You start a woman with sense to making mistakes and you've started her to learning common-sense; but you let some one else shoulder her natural responsibilities and keep her from exercising her brain, and it'll be fat-witted before she's forty. A lot of girls find it mighty handy to start with mother to look after the housekeeping and later to raise the baby; but by and by, when mamma has to quit, they don't understand that the butcher has to be called down regularly for leaving those heavy ends on the steak or running in the shoulder chops on you, and that when Willie has the croup she mustn't give the little darling a stiff hot Scotch, or try to remove the phlegm from his throat with a button-hook.

There are a lot of women in this world who think that there's only one side to the married relation, and that's their side. When one of them marries, she starts right out to train her husband into kind old Carlo, who'll go downtown for her every morning and come home every night, fetching a snug little basketful of money in his mouth and wagging his tail as he lays it at her feet. Then it's a pat on the head and "Nice doggie." And he's taught to stand around evenings, retrieving her gloves and handkerchief, and snapping up with a pleased licking of his chops any little word that she may throw to him. But you let him start in to have a little fun scratching and stretching himself, or pawing her, and it's "Charge, Carlo!" and "Bad doggie!"

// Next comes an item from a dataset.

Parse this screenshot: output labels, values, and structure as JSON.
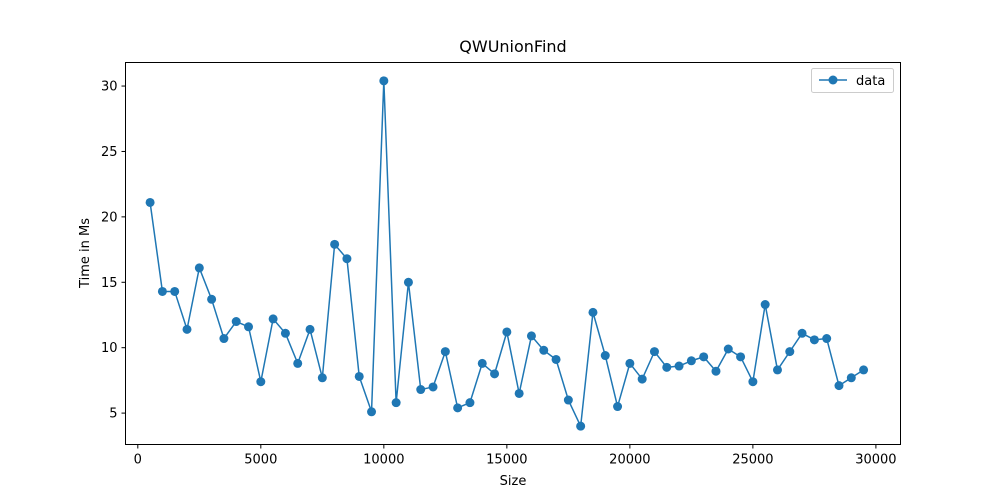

Of course, no man ever believes when he marries that he's going to wind up as kind Carlo, who droops his head so that the children can pull his ears, and who sticks up his paw so as to make it easier for his wife to pull his leg. But it's simpler than you think.

As long as fond fathers slave and ambitious mothers sacrifice so that foolish daughters can hide the petticoats of poverty under a silk dress and crowd the doings of cheap society into the space in their heads which ought to be filled with plain, useful knowledge, a lot of girls are going to grow up with the idea that getting married means getting rid of care and responsibility instead of assuming it.